Há, pois, que distinguir desde já dois planos de analise:
– a manutenção da laboração através de regimes flexíveis como o teletrabalho;
– a falta ao trabalho de cariz preventivo para evitar potencial contagio do vírus a terceiros tendo em conta a segurança do próprio e de outros;
Para situações de quarentena voluntária, ainda que preventiva, mas onde, de facto, exista laboração através de teletrabalho, parece-nos que não se levanta qualquer questão sobre a remuneração desses dias de trabalho. O regime encontra-se tipificado legalmente e o trabalhador encontra-se numa situação de laboração, razão pela qual, competirá à sua entidade empregadora o normal e regular pagamento da retribuição.
Parece-nos que no que concerne à tipicidade de uma potencial falta ao trabalho por motivos relacionados com o Coronavirus – onde não exista laboração – fará sentido ponderar-se, ainda que de forma transitória, que estas faltas sejam tipificadas como justificadas, e sem perda de retribuição. As mesmas não resultam de facto imputável ao trabalhador nem à entidade empregadora.
Também somos do parecer que, para as situações de prevenção de pessoas que tenham circulado em zonas de risco, bem como, para aqueles que venham a ser de facto infectados, deverá ser ponderado a quem competirá o pagamento dos dias de falta, sendo certo que, caso se opte pela emissão de uma incapacidade para o trabalho (ainda que preventiva) – e aqui estamos no âmbito da adoção de uma medida criativa para um problema novo e que não se encontra devidamente respaldado legalmente – a vulgarmente designada “baixa por doença” tal pagamento terá que naturalmente competir à Segurança Social.

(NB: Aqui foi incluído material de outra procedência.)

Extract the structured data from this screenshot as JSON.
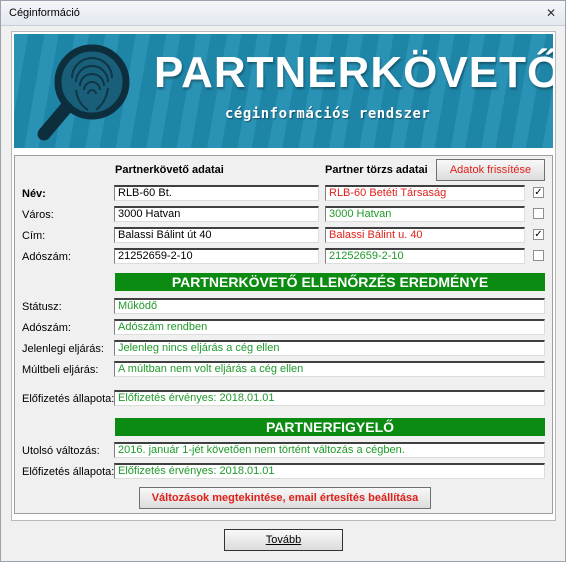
{
  "window": {
    "title": "Céginformáció"
  },
  "banner": {
    "brand": "PARTNERKÖVETŐ",
    "subtitle": "céginformációs rendszer"
  },
  "partner_table": {
    "col_left": "Partnerkövető adatai",
    "col_right": "Partner törzs adatai",
    "refresh_button": "Adatok frissítése",
    "rows": [
      {
        "label": "Név:",
        "left": "RLB-60 Bt.",
        "right": "RLB-60 Betéti Társaság",
        "checked": true
      },
      {
        "label": "Város:",
        "left": "3000 Hatvan",
        "right": "3000 Hatvan",
        "checked": false
      },
      {
        "label": "Cím:",
        "left": "Balassi Bálint út 40",
        "right": "Balassi Bálint u. 40",
        "checked": true
      },
      {
        "label": "Adószám:",
        "left": "21252659-2-10",
        "right": "21252659-2-10",
        "checked": false
      }
    ]
  },
  "check_section": {
    "title": "PARTNERKÖVETŐ ELLENŐRZÉS EREDMÉNYE",
    "rows": [
      {
        "label": "Státusz:",
        "value": "Működő"
      },
      {
        "label": "Adószám:",
        "value": "Adószám rendben"
      },
      {
        "label": "Jelenlegi eljárás:",
        "value": "Jelenleg nincs eljárás a cég ellen"
      },
      {
        "label": "Múltbeli eljárás:",
        "value": "A múltban nem volt eljárás a cég ellen"
      }
    ],
    "subscription_label": "Előfizetés állapota:",
    "subscription_value": "Előfizetés érvényes: 2018.01.01"
  },
  "monitor_section": {
    "title": "PARTNERFIGYELŐ",
    "last_change_label": "Utolsó változás:",
    "last_change_value": "2016. január 1-jét követően nem történt változás a cégben.",
    "subscription_label": "Előfizetés állapota:",
    "subscription_value": "Előfizetés érvényes: 2018.01.01",
    "changes_button": "Változások megtekintése, email értesítés beállítása"
  },
  "footer": {
    "next_button": "Tovább"
  },
  "colors": {
    "banner": "#1f8cb0",
    "green_bar": "#0b8b11",
    "red_text": "#e0201a",
    "green_text": "#1f9a2a"
  }
}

Em Espanha a Segurança Social já emitiu um critério para trabalhadores que estão em isolamento preventivo até terem a certeza se estão ou não infetados com o coronavírus, considerando-os como trabalhadores em baixa médica devido a doença comum. No fundo, poderemos estar perante um cenário onde se considera que o trabalhador está numa situação de incapacidade temporária resultante de doença comum. Assim, o trabalhador poderá justificar a sua ausência como sendo uma falta justificada. Faz-nos sentido copiar o que de bem feito foi feito em Espanha.
Considera-se, assim, e recomenda-se que as empresas devem já, neste momento, evitar que trabalhadores seus que tenham estado em zonas de risco contactem com outros no local de trabalho. E os próprios (trabalhadores) também devem ter essa iniciativa.